January 26, 1987|United Press International

KUWAIT — Kuwait's ruler today opened the fifth Islamic summit conference with an appeal for peace among its members, particularly warring Iran and Iraq.

U.N. Secretary General Javier Perez de Cuellar also was in Kuwait today, hoping that talks with Islamic leaders at the three-day summit will lead to new avenues for peace in the Persian Gulf War.

But Iran boycotted the summit, and its state media reported that Tehran will not abide by any resolutions approved by the summit about its 6 1/2-year war with Iraq.

Kuwaiti Sheik Jabbar al Ahmed al Sabah opened the 46-member conference by saying the Iraq-Iran conflict raging only 60 miles north of his country's border is "one of the main preoccupations of the Islamic world."

He said the two nations should put aside their differences because "the rivals are in fact brothers and their father is one god."
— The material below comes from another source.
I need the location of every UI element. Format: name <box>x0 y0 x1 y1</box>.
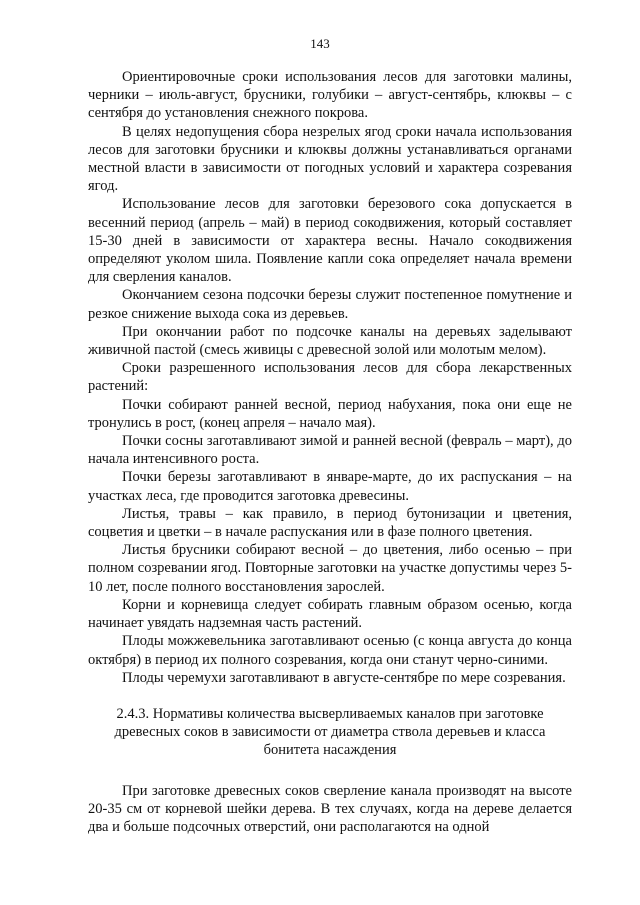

After the opening session, the conference went into closed deliberations to discuss an overwhelming 40-item agenda including such thorny issues as the gulf war, the sale of arms to Iran and the distinction between international terrorism and liberation movements.

Islamic Conference officials said Perez de Cuellar met with Turkish President Kenan Evren and Pakistani leader Gen. Zia ul-Haq for talks on the latest escalation of the conflict. He also conferred with Iraqi Foreign Minister Tarik Aziz and his Egyptian counterpart, Esmat Abdel Meguid.

Evren and Zia were members of a nine-nation good-will mission set up by the conference in 1981 to seek a peaceful end to the gulf war.

Last week, Perez de Cuellar proposed an urgent meeting of U.N. Security Council foreign ministers to discuss Iran's Jan. 9 incursion into Iraq and increased attacks by the two combatants on commercial shipping in the gulf.